No sign this time round of sympathetic A&R man Daniel Mays and love interest Tuppence Middleton (redirected to Australia), nor nefarious record exec Noel Clarke (designated unsafe for work). Instead, we greet the varyingly grizzled survivors returning from the tour that concluded film one and confronting the pressures that follow from late-life success.
Tersely alcoholic frontman Jim (James Purefoy) starts talking to his late father’s spirit (David Hayman), an understandable response to being asked to dress up as a fish finger for publicity purposes. Conveniently, a lifebuoy drifts into shot: B&B guest Aubrey Flynn, an Irish singer “who had a couple of hits in the Nineties”; she’s played by the sporadically prominent Irish singer Imelda May, by way of (accidental?) self-reflexivity.

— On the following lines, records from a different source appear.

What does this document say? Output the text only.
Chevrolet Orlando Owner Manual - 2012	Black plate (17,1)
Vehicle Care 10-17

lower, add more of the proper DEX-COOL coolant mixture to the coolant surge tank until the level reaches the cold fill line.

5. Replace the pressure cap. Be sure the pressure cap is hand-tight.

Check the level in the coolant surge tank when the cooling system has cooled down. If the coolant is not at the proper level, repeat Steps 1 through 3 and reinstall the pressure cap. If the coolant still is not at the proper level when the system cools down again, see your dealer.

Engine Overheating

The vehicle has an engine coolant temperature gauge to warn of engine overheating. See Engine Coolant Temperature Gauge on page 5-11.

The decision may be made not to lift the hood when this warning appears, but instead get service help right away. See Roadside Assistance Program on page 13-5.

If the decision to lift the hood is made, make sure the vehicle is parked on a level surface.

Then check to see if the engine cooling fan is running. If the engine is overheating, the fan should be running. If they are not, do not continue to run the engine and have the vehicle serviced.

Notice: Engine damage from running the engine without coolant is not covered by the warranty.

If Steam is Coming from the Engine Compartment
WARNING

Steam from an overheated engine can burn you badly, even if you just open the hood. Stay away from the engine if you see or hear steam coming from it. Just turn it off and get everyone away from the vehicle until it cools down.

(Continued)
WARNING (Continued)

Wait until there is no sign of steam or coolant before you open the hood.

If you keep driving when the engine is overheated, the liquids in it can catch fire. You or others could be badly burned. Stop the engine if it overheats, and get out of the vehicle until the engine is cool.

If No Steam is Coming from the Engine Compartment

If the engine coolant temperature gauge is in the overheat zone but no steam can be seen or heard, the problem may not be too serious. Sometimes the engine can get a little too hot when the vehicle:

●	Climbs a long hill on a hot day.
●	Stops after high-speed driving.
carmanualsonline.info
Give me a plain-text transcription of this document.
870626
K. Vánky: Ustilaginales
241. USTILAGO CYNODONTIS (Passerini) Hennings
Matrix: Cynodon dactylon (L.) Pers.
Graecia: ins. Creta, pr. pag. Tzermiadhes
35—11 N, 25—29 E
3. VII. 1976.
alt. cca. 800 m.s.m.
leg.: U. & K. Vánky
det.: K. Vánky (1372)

Promoted to the director’s seat, original screenwriters Meg Leonard and Nick Moorcroft are themselves wrestling with the idea of midlife course correction – and sending the Friends off for sensitivity training nimbly addresses criticisms that the first film was very pale-male-and-stale. (Purefoy even has a few lines in Cornish, in a bid to ward off charges of cinematic tourism.)
Again, though, the quality control varies scene by scene. The Jim-Aubrey sundown romance charms, but Leonard and Moorcroft get distracted by misadventures elsewhere, including a child stuck down an abandoned mineshaft, this script’s most bizarrely retro diversion.
Only the music holds their interest, and then only as reassuring vibes. Stirring harmonies are inserted with the regularity of Fast & Furious pileups, but the Friends are apparently the only band who’ve recorded an album without ever entering a studio.
Mildly amiable and mildly amusing, it looks like a Doc Martin spin-off and still feels far more like a fun holiday for its makers than it does appointment cinema – but then we critics said the same about the first film, and look how that worked out.
The verdict? An afterthought, albeit one with flashes of the original’s confounding charm.
Fisherman's Friends: One and All opens in cinemas nationwide tomorrow.